Naïve Bayes: 0.960127
Logistic Regression: 0.947838
--------------------------------
Naive Bayes (accuracy): 0.982057
Logistic Regression (accuracy): 0.977273
--------------------------------
Naive Bayes (precision): 0.975318
Logistic Regression (precision): 0.980363
--------------------------------
Naive Bayes (recall): 0.946244
Logistic Regression (recall): 0.920839


# Text Vectorization: TF-IDF

To explore a different pipeline, the dataset features were also extracted using the TF-IDF , which is used to downweight frequently occurring words in a dataset. The entire code from splitting to testing was replicated to avoid having to re-run each step in the notebook.

In [None]:
from sklearn.model_selection import train_test_split
from sklearn.feature_extraction.text import TfidfVectorizer
from sklearn.naive_bayes import MultinomialNB
from sklearn.linear_model import LogisticRegression
from sklearn.metrics import f1_score, accuracy_score, precision_score, recall_score

# Splitting data
x_train, x_test, y_train, y_test = train_test_split(x, y, test_size = 0.3, random_state = 16, stratify=y)

# Vectorization
tfidf_vec = TfidfVectorizer(ngram_range = (1,1))

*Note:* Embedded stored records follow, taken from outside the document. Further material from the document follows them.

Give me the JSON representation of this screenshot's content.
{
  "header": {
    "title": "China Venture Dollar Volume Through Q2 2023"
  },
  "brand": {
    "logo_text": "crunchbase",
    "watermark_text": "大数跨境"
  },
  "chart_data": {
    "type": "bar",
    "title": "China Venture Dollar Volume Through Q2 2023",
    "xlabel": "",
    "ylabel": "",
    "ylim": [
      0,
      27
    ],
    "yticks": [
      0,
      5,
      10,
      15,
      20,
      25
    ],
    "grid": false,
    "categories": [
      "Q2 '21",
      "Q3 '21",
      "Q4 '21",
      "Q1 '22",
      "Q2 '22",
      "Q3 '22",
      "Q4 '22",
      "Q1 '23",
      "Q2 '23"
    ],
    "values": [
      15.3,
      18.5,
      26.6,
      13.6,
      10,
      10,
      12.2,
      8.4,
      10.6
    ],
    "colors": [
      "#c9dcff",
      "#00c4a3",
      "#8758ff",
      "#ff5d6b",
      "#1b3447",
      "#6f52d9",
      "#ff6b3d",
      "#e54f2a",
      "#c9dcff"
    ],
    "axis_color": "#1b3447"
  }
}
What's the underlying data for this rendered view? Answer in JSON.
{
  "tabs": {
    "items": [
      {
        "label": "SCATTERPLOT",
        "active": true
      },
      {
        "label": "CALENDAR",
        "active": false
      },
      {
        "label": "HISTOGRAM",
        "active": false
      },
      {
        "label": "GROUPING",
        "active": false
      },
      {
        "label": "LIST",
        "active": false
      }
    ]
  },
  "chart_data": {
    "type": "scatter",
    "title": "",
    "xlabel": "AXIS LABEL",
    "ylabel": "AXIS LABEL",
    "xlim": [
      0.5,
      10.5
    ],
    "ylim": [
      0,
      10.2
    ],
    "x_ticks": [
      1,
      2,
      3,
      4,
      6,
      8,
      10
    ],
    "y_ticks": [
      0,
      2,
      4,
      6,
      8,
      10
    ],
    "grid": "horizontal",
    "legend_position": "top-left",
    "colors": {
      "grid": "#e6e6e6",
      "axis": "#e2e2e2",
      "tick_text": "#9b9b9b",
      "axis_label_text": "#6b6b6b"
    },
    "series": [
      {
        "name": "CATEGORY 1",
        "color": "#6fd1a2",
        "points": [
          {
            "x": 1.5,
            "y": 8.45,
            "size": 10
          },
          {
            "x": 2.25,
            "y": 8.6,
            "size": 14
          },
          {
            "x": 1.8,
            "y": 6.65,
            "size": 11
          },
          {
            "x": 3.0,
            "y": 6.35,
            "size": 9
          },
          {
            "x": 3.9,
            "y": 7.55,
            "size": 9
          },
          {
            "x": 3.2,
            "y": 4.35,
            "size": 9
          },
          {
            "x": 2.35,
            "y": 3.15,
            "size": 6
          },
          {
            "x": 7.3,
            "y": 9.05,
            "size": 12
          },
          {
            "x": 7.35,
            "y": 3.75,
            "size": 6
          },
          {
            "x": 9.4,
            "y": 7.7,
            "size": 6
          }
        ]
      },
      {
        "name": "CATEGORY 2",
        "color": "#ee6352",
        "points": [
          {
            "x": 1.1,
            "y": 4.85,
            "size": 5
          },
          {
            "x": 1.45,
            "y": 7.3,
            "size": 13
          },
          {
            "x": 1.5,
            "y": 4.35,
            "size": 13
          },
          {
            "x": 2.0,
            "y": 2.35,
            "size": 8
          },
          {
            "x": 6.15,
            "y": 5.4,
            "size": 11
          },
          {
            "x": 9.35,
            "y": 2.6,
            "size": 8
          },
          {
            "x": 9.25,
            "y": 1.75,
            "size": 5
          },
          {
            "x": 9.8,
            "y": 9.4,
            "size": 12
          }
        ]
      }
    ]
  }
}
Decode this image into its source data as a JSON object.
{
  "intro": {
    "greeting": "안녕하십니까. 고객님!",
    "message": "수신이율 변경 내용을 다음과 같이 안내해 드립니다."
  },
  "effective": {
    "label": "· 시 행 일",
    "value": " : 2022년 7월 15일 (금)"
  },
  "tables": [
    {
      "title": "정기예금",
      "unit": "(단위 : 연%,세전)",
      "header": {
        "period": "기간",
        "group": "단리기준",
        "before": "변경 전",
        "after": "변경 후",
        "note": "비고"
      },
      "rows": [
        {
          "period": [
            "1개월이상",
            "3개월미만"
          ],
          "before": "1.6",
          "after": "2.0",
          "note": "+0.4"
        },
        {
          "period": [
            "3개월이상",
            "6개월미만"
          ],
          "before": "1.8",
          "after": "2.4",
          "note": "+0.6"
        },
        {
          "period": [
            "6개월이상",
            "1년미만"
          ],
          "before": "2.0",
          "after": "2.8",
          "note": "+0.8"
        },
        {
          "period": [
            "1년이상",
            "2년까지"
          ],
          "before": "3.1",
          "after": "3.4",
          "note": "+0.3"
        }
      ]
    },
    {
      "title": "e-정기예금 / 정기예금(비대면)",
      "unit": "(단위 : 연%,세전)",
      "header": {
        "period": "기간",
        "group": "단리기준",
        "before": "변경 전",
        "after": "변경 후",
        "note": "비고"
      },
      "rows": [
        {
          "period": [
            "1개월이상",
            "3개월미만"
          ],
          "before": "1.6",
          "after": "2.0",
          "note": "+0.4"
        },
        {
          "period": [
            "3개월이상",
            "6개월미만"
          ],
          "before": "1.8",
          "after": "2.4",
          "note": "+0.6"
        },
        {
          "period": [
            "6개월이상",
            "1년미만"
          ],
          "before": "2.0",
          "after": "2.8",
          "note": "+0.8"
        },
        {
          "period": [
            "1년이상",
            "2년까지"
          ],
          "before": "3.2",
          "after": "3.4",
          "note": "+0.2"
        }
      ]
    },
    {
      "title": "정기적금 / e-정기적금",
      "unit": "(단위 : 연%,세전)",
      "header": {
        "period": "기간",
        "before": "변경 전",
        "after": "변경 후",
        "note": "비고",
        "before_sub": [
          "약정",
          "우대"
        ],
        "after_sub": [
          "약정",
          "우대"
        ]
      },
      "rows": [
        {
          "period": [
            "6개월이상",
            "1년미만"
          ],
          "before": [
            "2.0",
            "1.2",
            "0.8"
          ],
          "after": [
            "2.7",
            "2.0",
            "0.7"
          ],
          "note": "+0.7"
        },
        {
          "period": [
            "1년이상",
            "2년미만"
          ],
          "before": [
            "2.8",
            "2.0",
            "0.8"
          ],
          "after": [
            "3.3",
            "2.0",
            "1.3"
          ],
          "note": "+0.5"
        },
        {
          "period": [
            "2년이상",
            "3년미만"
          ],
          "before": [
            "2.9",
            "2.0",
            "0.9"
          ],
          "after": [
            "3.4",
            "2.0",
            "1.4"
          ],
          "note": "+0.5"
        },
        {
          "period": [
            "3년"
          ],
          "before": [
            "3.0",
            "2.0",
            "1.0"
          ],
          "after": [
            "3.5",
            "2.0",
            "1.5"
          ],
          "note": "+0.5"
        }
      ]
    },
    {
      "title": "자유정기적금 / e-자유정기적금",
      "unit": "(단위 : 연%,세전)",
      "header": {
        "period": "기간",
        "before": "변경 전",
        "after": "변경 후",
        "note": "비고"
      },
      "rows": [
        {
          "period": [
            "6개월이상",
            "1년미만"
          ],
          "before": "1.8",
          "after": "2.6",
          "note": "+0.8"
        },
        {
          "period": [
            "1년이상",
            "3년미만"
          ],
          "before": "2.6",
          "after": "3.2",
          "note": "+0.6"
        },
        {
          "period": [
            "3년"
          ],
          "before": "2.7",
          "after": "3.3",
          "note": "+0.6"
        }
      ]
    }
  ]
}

x_train = tfidf_vec.fit_transform(x_train)
x_test = tfidf_vec.transform(x_test)

# Training
nb = MultinomialNB()
nb.fit(x_train, y_train)

prediction_nb = nb.predict(x_test)

logreg = LogisticRegression()
logreg.fit(x_train, y_train)

# Testing

prediction_logreg = logreg.predict(x_test)

print("Naïve Bayes: %f" % f1_score(y_test, prediction_nb, average='macro'))
print("Logistic Regression: %f" % f1_score(y_test, prediction_logreg, average='macro'))
print("--------------------------------")

print("Naive Bayes (accuracy): %f" % accuracy_score(y_test, prediction_nb))
print("Logistic Regression (accuracy): %f" % accuracy_score(y_test, prediction_logreg))
print("--------------------------------")

print("Naive Bayes (precision): %f" % precision_score(y_test, prediction_nb, average = 'macro'))
print("Logistic Regression (precision): %f" % precision_score(y_test, prediction_logreg, average = 'macro'))
print("--------------------------------")

print("Naive Bayes (recall): %f" % recall_score(y_test, prediction_nb, average = 'macro'))
print("Logistic Regression (recall): %f" % recall_score(y_test, prediction_logreg, average = 'macro'))



Naïve Bayes: 0.886842
Logistic Regression: 0.907536
--------------------------------
Naive Bayes (accuracy): 0.955144
Logistic Regression (accuracy): 0.962321
--------------------------------
Naive Bayes (precision): 0.975378
Logistic Regression (precision): 0.979153
--------------------------------
Naive Bayes (recall): 0.832589
Logistic Regression (recall): 0.859375


Based on all the evaluation metrics, TF-IDF performs much worse for both models. The reason for why TF-IDF has worse results than BoW is expounded more in the paper.